How to Get Your First Pull-Up
Simple strategies and considerations to help you up your pull-up game.
Spark Notes:
Focus on practicing the movement of the pull-up more frequently. If you’re only training it one time per week, increase that to 2-3 times per week.
Adjust your exercise selection to train the pull-up first or second in your workout when you’re less fatigued.
Use a variety of exercises to train the pull-up, especially if you can’t do a full, bodyweight one. This can look like using an assisted machine, using negatives, or even band assisted pull-ups.
Combine all these tips together to help boost your strength and skill and finally get that first pull-up!
Doing a pull-up or chin-up might be one of the most common performance goals I hear from my clients and anyone who I interact with online surrounding fitness.
For good reason too — being able to do one (especially if you never thought you could) is an awesome feat of strength.

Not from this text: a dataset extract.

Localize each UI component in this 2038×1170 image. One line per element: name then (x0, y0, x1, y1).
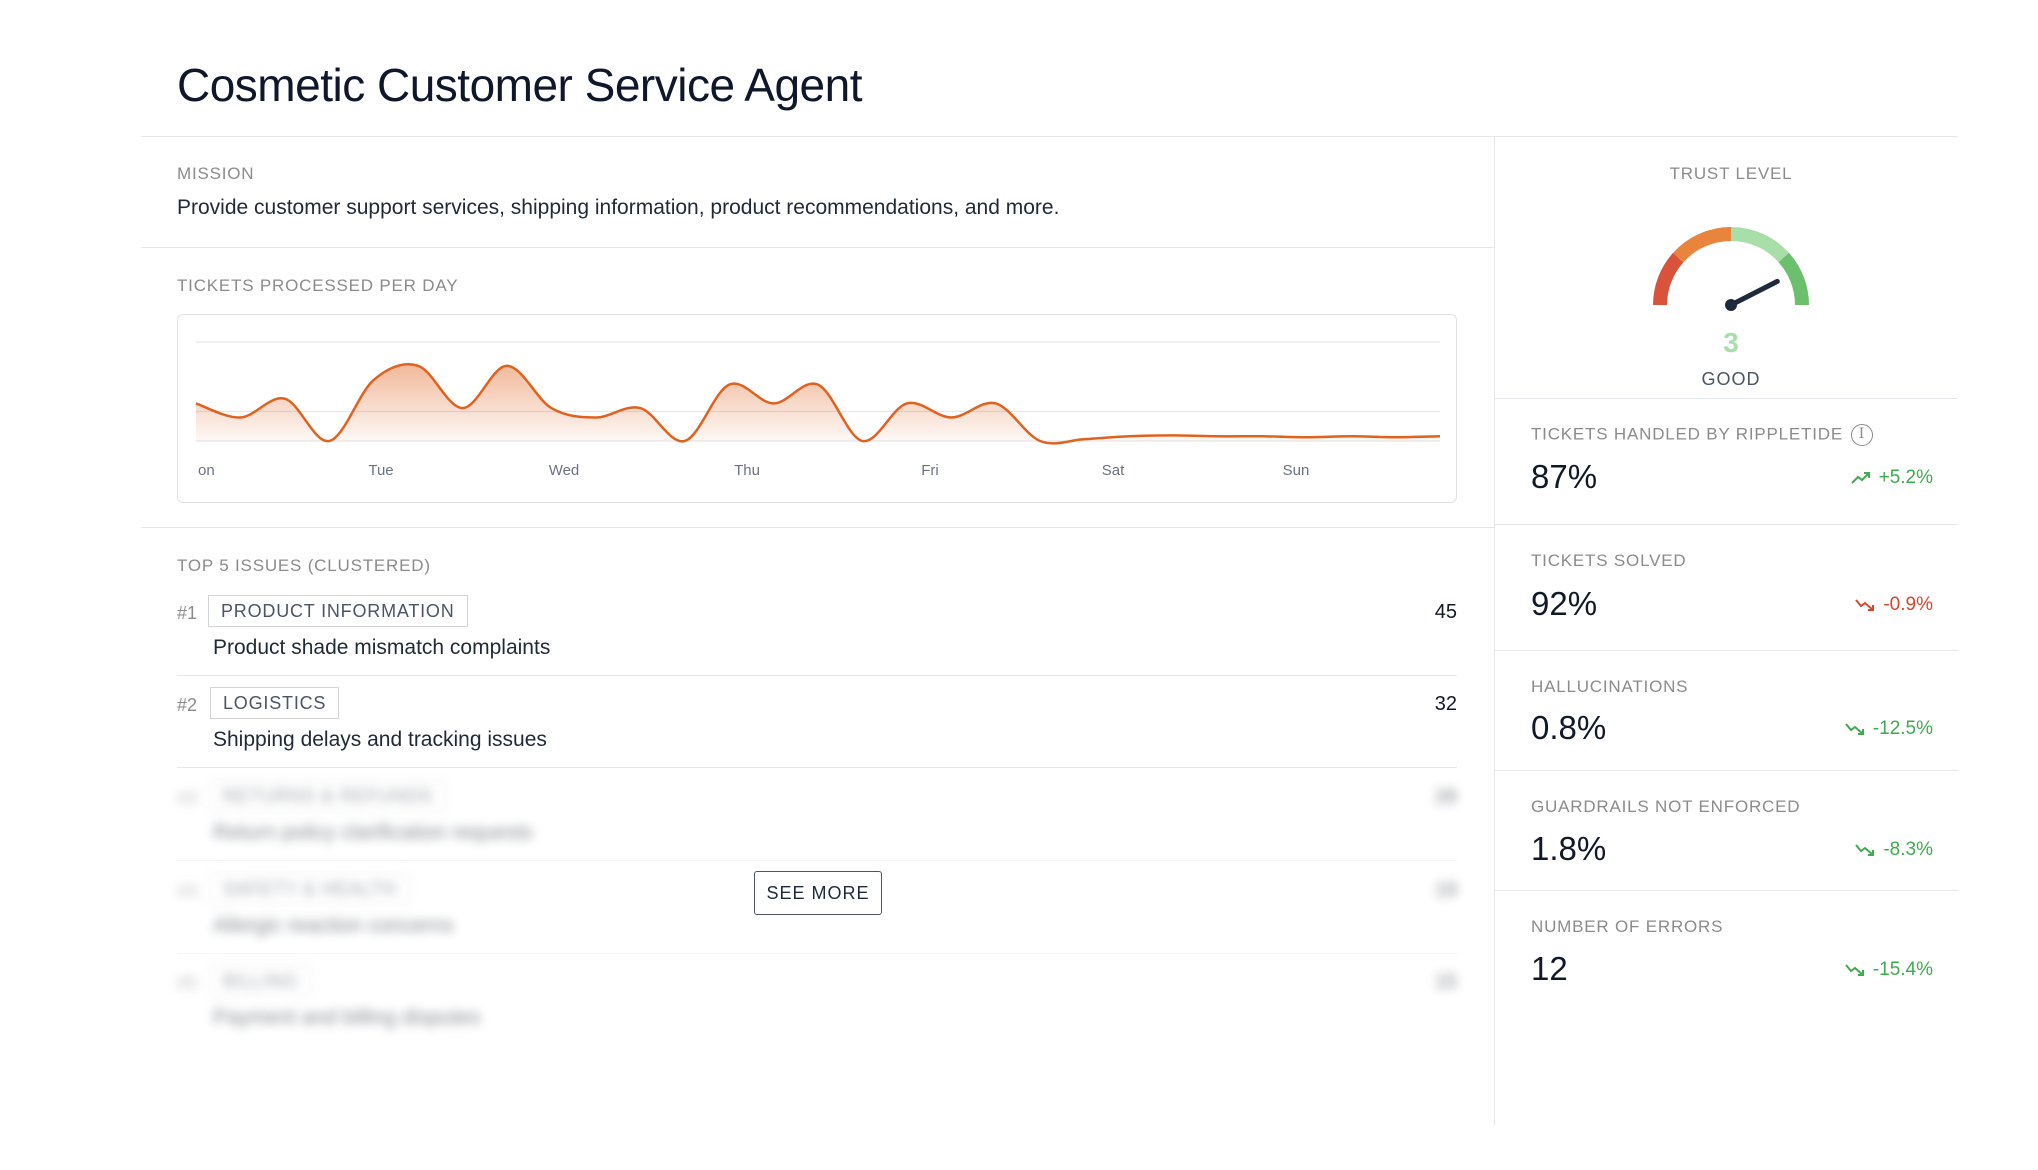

So let’s talk about how you can get your first pull-up or how you can increase your strength and ability to do more pull-ups.
I’m going to offer three considerations that you may be overlooking in order to achieve this goal.
1. Movement Frequency
This is probably the biggest area of opportunity that I see with folks struggling with this goal. Simply put, I often see someone training the pull-up only once per week and wondering why their progress is moving at a snails pace.
One thing we often forget is that all movements in the gym are on a spectrum of how much skill is required to do them.
Think of single joint, machine exercises as requiring the least skill (like a leg extension). These can still be awesome exercises, but minimal skill is needed to execute them.
Compare that to a free weight, multi joint exercise like a barbell squat and you can see that much different degrees of skills are needed for the two movements.
The more skill that is needed for a movement, the more you can think of it as needing to be practiced. You don’t need to practice the leg extension machine to blast your quads on it, but you do need to practice the squat in order to get more skilled, coordinated and stronger at the movement.
Pull-ups are one of the more skill based upper body movements. You need to control most of your body in order to make the movement as efficient as possible. This requires skill acquisition, which is achieved through practice.
So if you’re struggling to get better at your pull-ups (or anything really), ask yourself how many times a week you’re practicing that skill. If you’re only doing them once a week, you can still make gains, but it will likely be quite slow.
2. Exercise Order
More often than not, I see folks struggling with pull-ups, but only training them later in their workouts. This is also an area of opportunity.
Exercise order is one of those things that does matter, but is also over valued by a lot of us. We might think that a specific exercise order will be the key to getting as jacked as possible, when in reality, the impacts are probably trivial in this sense.
Where it does matter more, is for when trying to get stronger at a specific movement.
Example: if you want to really get better at your deadlift, don’t do it last in your workout when you’re most fatigued. Do them first in most cases.
Same thing goes for the pull-up. If it’s a primary focus of for you, then prioritize it in your workouts. Have it be first or second on the docket of your workout.
Don’t gas yourself out and then try to practice the pull-up and expect maximal success.
3. Exercise Variety
This is another variable that can be especially helpful with the pull-up. Since the pull-up is a body weight exercise, we’ll want to use different methods to be able to train the movement if you can’t actually do full, bodyweight pull-ups.
If you took my first suggestion and increased the frequency of your pull-ups to three times a week, then we could play with three different types of pull-ups. Here is an example below:
Day 1 — Machine assisted pull-up:
This machine allows you to do full range pull-ups because the added weight actually subtracts from your body weight, making the pull-up lighter. This also allows for you to apply progressive overload in a simple and easy way over time. One downside is that since your knees or feet will be on a platform, less stability will be required.
Day 2 — Band assisted pull-up:
This machine allows you to do full range pull-ups because the added weight actually subtracts from your body weight, making the pull-up lighter. This also allows for you to apply progressive overload in a simple and easy way over time. One downside is that since your knees or feet will be on a platform, less stability will be required.
Day 2 — Negative pull-up:
This technique is where you cheat to get up and then control the eccentric on the way down. We’re generally stronger in the eccentric of a movement so this allows us to fully train the pull-up in the eccentric even if we can’t do a full pull-up. With this, you can progress it by controlling it slower on the way down or even cheating less and less to get up.
Here is an example of what a 3 day a week program might look like using these variations and with the main goal of getting better at pull-ups.
There are countless other ways to design your workout, but this would be a solid one with this goal in mind.
If you’re currently working on getting better at pull-ups, stop to ask yourself about these three variables when it comes to your workouts.
Make sure you’re practicing them enough.
Make sure you’re training them in a less fatigued state.
Make sure to take advantage of different variations if you can’t do a full bodyweight pull-up.
In my experience, taking advantage of these strategies can do quite a bit to get better at pull-ups.